Weekly Legislative Update. March 26 – 28, 2019

What they did

This week, the House passed legislation to give taxpayer-backed incentives to the Carolina Panthers. The bill would add special definitions of key terms (like “new job” and “full time”) to the job development tax credit law – specifically so the professional football team can qualify for the tax credit. (SCPC analysis). The companion bill is on the Senate floor calendar, but has not yet been debated.

The House also passed H.4260, a utility regulatory bill which was filed only last week and fast-tracked through committee. This massive bill would increase the power of the legislatively controlled Public Utility Review Committee (PURC) which nominates and oversees utility regulators; increase the power of the Public Service Commission (PSC); make utility executives personally liable for all utility submissions to the PSC; and make a false or incomplete report to the PSC a felony offense. While the bill also contains conflict of interest provisions and whistleblower protections (with a loophole) for utility employees, the bill further exacerbates the root problem of unaccountable legislative control over the utility industry.

On Wednesday, the House amended and passed H.3307 (a bill creating a database for property seized by law enforcement) to ban the practice of civil asset forfeitures entirely. However, on Thursday, they reconsidered the vote to pass the bill and placed it back on the floor calendar.

H.3620 passed the House Ways and Means Committee, and would allow state employees who have been retired for a year to return to work and draw both pension and salary. A similar program in the past contributed largely to the $81.9 billion pension deficit.

Meanwhile, the Senate passed S.530, a massive bill amending the state procurement code; S.185, which extends the sunset date on an income tax credit for accredited investors who invest in start-ups; and H.4157, which amends the procurement process for the purchase of new voting machines. This resolution would extend the deadline for bid submission by a month, have the Election Commission screen the bids, and allow the State Fiscal Accountability Authority to award the contract. The resolution would impose ethics requirements to guard against conflicts of interest, and would suspend parts of the procurement code for this particular situation. The resolution did not receive a committee hearing.

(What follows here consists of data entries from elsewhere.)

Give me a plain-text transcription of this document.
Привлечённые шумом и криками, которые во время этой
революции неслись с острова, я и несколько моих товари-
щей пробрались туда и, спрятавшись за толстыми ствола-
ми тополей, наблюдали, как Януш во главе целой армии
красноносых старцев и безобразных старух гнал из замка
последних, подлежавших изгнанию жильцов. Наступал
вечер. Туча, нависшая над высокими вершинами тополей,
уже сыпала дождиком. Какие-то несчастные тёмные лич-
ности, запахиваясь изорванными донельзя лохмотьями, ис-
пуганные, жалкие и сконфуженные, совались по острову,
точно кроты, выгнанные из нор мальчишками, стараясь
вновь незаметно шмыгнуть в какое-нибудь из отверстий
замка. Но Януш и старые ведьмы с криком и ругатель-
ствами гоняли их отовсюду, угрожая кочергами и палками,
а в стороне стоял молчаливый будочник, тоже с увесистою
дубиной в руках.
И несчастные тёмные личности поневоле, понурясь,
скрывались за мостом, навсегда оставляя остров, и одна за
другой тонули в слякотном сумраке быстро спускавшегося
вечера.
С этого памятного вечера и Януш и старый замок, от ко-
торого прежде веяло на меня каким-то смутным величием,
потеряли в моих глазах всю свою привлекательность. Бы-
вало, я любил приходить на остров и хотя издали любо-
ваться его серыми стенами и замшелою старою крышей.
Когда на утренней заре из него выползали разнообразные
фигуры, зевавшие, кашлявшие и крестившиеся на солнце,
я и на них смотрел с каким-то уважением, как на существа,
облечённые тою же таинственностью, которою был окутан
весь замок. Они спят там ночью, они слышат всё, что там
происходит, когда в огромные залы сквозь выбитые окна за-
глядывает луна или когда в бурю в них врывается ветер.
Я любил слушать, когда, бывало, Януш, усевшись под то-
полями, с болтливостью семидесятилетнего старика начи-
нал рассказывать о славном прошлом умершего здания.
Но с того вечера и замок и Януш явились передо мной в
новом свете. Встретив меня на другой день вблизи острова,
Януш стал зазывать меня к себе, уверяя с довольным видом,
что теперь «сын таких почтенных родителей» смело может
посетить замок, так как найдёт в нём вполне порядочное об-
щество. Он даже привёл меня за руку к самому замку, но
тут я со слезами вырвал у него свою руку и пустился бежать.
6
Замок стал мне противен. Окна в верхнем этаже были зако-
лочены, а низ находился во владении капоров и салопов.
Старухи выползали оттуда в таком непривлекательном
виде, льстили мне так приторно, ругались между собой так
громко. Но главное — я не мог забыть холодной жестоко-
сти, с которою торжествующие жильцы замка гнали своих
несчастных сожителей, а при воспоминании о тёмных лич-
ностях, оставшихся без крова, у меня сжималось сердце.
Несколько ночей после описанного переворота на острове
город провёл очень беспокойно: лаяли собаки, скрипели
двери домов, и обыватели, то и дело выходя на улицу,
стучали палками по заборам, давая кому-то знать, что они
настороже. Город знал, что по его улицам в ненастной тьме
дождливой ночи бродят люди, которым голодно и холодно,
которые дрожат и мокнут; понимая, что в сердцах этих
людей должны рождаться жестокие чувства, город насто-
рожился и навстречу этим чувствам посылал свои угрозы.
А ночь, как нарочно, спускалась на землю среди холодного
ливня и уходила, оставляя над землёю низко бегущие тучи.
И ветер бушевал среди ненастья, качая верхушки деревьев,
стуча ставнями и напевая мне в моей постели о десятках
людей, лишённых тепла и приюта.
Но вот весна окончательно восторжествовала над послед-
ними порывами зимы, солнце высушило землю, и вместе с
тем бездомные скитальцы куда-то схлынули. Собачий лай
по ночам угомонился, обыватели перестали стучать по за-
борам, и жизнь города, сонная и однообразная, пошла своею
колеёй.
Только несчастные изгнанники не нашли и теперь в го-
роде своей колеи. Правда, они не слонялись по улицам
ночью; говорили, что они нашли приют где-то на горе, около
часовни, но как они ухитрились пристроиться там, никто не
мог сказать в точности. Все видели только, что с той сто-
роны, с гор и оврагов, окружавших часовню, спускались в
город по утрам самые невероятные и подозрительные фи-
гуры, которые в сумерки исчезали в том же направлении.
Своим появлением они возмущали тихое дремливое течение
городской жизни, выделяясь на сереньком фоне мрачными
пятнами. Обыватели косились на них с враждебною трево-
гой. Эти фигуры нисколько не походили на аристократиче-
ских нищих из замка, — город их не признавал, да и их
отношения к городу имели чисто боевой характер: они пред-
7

Finally, the Senate also debated S.203, which is currently on special order (or priority debate status). This bill would consolidate smaller school districts in low-income counties. The bill has been amended, but not passed. ‘

The Senate Judiciary Committee passed S.276 on Wednesday. Under this bill, anyone who threatens violence “by use of a dangerous weapon” in any “public gathering place” could be arrested and forced to get a mental health evaluation as a condition of bond. If the individual does not pass the evaluation, the solicitor could refer him to a mental health court or he could be required to get counseling. The committee amended the bill to include language that could include internet threats. This bill contains serious due process concerns.

What they said

Discussing the Carolina Panthers incentive bill, Rep. Gary Simrill said:

“I can tell you the cost-benefit analysis is positive.”

Not all lawmakers have seen this report, which is not available to the public – yet a bill subsidizing the team to the tune of $120 million in tax breaks passed the House this week. It is unclear if the analysis would be made public once the deal is finalized. Any deal backed by public money should be completely transparent to its investors – the taxpayers of South Carolina.

What they filed

This week, lawmakers filed several concerning bills. H.4333 would increase maximum campaign contributions in the state to twice the federal level. Under current law, lawmakers can spend campaign funds on “any ordinary expenses incurred in connection with an individual’s duties as a holder of elective office” – a loophole that can be used to justify nearly anything.

S.712 is a special law that would ratify a 2001 transfer of service territory from the Belton-Honea Path Water Authority to the Broadway Water and Sewerage District. Under state law, special purpose districts must be enlarged or altered by the local county council, but as this has not been done, S.712 is an attempt to ratify the territory transfer by special legislative act. This is a flagrant – and unnecessary – violation of the constitutional prohibition of special laws.

H.4334 would lower the income tax, instituting a flat tax rate of 4.5% by 2025 – but it would also institute an estate tax (or a “death tax”). S.720 is a tax favor and would exclude internet streaming services from sales tax. And H.4332 (a companion to the Senate version) would allow economic development bond debt for freight projects, and would – for certain projects – lift the requirement that the company actually has to create jobs (SCPC analysis). Economic development bonds are general obligation – which means they are ultimately backed by taxpayers’ personal property. It should be noted, however, that this bill would not issue the bonds itself.